Is the sky still blue?
Berlin
Iscraped the earth away with the side of my trowel, the edge sharpened to a razor’s edge. I could kill someone with this. Either by slicing them like a knife or sword, or by stabbing them with the sharp point. Most people didn’t consider how deadly the tools of archaeology were. Even our shovels were razor sharp.
I wasn’t supposed to be excavating today but after our little snack by the mudflats, Ryker needed a nap, too. Everyone else was still asleep and I couldn’t stand to sit around doing nothing when my brain was spinning out of control.
So I came here. The one place I knew I could find focus through doing something. Scrape, scrape, scrape the layers away, watching the color of the soil slowly change as I approached yet another treasure left behind by Mrs. Townsend.
Did she have kids? I couldn’t remember. I didn’t think so. She came here to teach and wound up staying into retirement, her husband killed years earlier during a yellow fever outbreak.
More importantly, didIwant to close the door on kids? Actually, you know what? More importantly, what did I want at all? I never would have been able to afford to live here, to take over the archaeology fellowship, if I hadn’t inherited the house. Archaeologists don’t exactly make big incomes, so not having to worry about hundreds of thousands of dollars for a place to live, helped immensely. This was always where I wanted to spend my life. I had so many fond memories of visiting, camping, snorkeling, kayaking, and scuba diving after I got my license.
I loved history and had considered a future in it, when I learned about the Keys Archaeological Fellowship. It felt like destiny. My college direction picked.
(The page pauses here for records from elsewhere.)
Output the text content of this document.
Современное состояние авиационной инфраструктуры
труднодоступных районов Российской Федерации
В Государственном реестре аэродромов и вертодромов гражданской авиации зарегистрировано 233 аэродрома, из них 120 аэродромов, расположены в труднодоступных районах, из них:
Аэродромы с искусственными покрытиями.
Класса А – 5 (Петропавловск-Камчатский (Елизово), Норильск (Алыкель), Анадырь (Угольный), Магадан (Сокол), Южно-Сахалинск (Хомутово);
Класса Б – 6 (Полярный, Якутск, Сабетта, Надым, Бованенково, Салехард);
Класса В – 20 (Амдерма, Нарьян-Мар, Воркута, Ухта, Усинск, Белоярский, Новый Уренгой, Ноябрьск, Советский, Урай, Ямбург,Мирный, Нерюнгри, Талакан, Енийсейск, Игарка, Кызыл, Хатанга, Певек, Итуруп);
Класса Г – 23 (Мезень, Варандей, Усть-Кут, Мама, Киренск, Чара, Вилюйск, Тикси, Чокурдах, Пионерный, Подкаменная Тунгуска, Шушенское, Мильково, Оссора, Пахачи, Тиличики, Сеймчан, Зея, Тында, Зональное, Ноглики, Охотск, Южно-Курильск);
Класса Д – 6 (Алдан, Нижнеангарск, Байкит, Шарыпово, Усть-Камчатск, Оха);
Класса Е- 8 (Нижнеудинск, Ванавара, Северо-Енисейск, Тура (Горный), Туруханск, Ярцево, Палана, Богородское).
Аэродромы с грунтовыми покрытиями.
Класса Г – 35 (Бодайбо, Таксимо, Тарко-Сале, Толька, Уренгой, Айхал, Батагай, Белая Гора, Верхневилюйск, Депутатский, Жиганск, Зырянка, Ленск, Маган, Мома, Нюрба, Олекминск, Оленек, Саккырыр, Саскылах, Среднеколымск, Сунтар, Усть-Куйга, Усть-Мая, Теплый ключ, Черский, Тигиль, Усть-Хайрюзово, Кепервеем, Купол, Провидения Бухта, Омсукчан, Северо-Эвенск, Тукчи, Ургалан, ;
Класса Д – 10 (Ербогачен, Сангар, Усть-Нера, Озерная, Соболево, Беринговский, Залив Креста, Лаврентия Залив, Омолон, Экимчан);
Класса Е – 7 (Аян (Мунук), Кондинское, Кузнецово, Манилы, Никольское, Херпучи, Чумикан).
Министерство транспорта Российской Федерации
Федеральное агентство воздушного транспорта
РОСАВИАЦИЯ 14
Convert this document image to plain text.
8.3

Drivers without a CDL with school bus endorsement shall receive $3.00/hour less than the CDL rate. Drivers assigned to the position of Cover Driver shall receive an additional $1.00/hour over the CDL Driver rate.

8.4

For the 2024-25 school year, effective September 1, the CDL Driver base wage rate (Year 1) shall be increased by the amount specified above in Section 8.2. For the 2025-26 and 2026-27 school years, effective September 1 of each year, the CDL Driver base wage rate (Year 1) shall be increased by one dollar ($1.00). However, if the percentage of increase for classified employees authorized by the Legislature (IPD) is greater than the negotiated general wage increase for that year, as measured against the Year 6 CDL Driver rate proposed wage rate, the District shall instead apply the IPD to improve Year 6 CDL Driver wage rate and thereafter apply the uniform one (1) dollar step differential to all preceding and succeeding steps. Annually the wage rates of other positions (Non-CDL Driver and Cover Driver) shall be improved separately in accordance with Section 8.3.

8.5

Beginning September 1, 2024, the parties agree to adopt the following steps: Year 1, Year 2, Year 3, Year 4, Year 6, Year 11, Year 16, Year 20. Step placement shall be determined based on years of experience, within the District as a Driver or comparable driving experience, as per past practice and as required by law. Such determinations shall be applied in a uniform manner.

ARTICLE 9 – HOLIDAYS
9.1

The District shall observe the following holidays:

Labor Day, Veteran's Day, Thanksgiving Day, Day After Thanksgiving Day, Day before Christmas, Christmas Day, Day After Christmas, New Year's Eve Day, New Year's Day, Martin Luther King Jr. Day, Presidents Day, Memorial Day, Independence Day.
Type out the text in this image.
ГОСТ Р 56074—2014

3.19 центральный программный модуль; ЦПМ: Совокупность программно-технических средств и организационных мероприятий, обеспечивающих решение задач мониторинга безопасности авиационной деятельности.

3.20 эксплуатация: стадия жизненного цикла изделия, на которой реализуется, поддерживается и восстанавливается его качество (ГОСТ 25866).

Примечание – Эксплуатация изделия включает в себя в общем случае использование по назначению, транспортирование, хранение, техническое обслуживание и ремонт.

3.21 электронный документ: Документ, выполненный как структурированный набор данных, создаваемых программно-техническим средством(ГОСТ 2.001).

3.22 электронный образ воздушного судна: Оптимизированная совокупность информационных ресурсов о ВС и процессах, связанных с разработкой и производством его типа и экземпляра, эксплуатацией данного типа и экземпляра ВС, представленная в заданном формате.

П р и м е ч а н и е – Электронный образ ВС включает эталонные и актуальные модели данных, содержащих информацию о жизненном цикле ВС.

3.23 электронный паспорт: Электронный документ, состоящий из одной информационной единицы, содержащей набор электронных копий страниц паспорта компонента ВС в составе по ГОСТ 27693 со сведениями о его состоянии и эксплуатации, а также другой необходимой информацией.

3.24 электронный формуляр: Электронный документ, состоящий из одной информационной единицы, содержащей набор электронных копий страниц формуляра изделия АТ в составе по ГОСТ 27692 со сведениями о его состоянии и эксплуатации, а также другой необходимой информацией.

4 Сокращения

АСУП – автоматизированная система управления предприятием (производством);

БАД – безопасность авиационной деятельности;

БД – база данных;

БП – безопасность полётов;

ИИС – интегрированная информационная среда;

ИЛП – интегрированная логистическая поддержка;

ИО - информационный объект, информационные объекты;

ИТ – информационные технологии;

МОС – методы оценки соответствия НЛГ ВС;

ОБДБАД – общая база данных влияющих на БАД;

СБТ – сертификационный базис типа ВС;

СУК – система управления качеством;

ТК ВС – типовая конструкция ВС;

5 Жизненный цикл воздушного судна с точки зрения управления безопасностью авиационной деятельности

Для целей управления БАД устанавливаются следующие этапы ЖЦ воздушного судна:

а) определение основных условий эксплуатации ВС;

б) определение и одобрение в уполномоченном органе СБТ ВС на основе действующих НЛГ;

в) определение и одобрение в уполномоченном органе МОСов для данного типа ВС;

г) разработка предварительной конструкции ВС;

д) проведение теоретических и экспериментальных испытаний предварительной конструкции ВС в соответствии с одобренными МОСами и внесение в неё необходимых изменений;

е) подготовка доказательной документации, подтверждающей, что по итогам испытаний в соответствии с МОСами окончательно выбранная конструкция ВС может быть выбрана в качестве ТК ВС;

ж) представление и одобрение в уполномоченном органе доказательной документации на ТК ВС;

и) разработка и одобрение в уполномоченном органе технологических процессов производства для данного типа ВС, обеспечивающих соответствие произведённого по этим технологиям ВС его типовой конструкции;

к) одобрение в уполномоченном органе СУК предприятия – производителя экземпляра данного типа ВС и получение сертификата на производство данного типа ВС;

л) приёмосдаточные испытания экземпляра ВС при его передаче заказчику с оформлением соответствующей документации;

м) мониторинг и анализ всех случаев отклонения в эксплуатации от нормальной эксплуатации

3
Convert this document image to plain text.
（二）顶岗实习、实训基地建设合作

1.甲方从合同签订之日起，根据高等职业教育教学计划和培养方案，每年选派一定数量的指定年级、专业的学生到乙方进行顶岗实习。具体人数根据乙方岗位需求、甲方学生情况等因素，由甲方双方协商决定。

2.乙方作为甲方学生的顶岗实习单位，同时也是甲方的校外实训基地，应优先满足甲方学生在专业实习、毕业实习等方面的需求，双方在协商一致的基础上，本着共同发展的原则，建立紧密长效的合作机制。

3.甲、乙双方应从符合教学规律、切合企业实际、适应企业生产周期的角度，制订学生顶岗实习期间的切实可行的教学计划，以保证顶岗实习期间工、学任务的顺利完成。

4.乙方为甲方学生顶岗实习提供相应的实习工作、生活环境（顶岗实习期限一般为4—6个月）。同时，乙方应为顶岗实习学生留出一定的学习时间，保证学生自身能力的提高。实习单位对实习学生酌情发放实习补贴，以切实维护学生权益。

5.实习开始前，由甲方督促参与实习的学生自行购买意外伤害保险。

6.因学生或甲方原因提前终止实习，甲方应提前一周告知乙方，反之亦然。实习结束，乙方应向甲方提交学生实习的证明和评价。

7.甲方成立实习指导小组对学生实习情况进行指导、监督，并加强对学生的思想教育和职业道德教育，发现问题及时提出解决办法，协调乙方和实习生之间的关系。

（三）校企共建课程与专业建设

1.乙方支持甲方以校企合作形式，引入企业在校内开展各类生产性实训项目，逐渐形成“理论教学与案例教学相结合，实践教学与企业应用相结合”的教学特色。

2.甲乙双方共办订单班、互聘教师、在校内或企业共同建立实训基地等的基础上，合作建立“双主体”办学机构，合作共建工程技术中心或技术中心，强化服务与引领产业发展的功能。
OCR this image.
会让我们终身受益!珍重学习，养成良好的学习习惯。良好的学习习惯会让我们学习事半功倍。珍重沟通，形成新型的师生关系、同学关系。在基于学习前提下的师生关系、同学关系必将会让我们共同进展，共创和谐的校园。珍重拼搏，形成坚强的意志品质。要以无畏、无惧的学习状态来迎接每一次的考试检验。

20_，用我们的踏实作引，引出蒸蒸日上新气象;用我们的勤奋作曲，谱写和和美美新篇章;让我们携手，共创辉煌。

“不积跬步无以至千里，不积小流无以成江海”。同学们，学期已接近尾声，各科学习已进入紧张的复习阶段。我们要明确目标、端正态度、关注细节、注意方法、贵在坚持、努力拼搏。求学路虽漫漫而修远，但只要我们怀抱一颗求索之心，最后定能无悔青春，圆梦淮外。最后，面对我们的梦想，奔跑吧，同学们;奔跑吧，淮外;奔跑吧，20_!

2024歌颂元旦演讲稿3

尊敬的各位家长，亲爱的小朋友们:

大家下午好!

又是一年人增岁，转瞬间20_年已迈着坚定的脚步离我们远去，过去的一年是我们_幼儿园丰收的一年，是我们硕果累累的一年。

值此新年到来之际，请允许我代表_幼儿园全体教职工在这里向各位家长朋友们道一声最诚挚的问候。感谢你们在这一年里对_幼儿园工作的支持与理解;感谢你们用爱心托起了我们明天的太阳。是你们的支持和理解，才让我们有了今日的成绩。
I was excited when Jack landed the Miami Pythons job. It felt like fate. The universe sent me a man just as passionate as I was, and saw fit to give him his dream job just up the road. All we had to do was live.
Ever since that dream died, I floundered. I know I did. But meeting Ryker made me feel like I had my feet under me again. Until today. I didn’t feel very grounded anymore.
Maybe that’s why I was digging in the earth.
“So this is where you’re digging?”
I froze and slowly looked up until I saw the man who matched the voice. “What are you doing here?”
He didn’t come closer. He stayed a good twenty feet away, actually.Huh.
“I was out for a walk. Didn’t mean to run into you.”
And yet here he was. Again. Like usual.
“Well Merry Christmas.” He studied me for a minute. I didn’t like it and began to squirm, so I tried to cover that with making a show of cleaning my hands.
“Why are you working?”
I chuckled because we reversed roles. It was me saying that so many times in the past. “I needed to think.” I looked around at my trowel, the little shaker screen, at the bags and markers. “I needed some time to be myself.”
His eyes softened. “Passionate people don’t like to rest.”
“And they inevitably wind up alone.”
“No.” He took a step toward me and then stepped right back. “Passionate people love to get lost in their work. And they need other passionate people around them so they don’t have to be alone.”
Well that was a laugh. “Hasn’t worked out so well for me so far, Jack.”
“Does Ryker get this about you? Does he love this part of you? Or does he tolerate it?”
I jerked back and couldn’t stop my mouth from taking off. “You don’t get to ask those questions anymore.”
“No,” he agreed. “But I’m asking anyway because my guess is that he doesn’t understand your passion at all. He doesn’t understand that it’s not obsession. It’s your lifeblood. It’s what pumps through your veins. You live and you love it. I know this because I’m exactly the same and I always thought it was damn special to find someone who would always understand who I truly was inside.”
The big, dumb jerkface didn’t get to say nice things like that! Not now! Not anymore. “Stop.”
He swallowed, looked down at his feet. “Look, I’m leaving in the morning. We have a game tomorrow night. I won’t be around to annoy you. But I did want to apologize.”
That got my attention. Jack apologizing? Was the sky still blue?
“Yeah I know. Go ahead and laugh,” he chuckled. “I’m sorry for being a selfish ass when we were married and I’m just as sorry that I kissed you and made you uncomfortable this week. It was a bad move on my part and I want you to know you don’t have to worry about me anymore. We had our shot and I blew it. I will move on and give you the space to do the same.”
I think my jaw fell open in shock. There was definitely a lot of air on my tongue and in the back of my throat.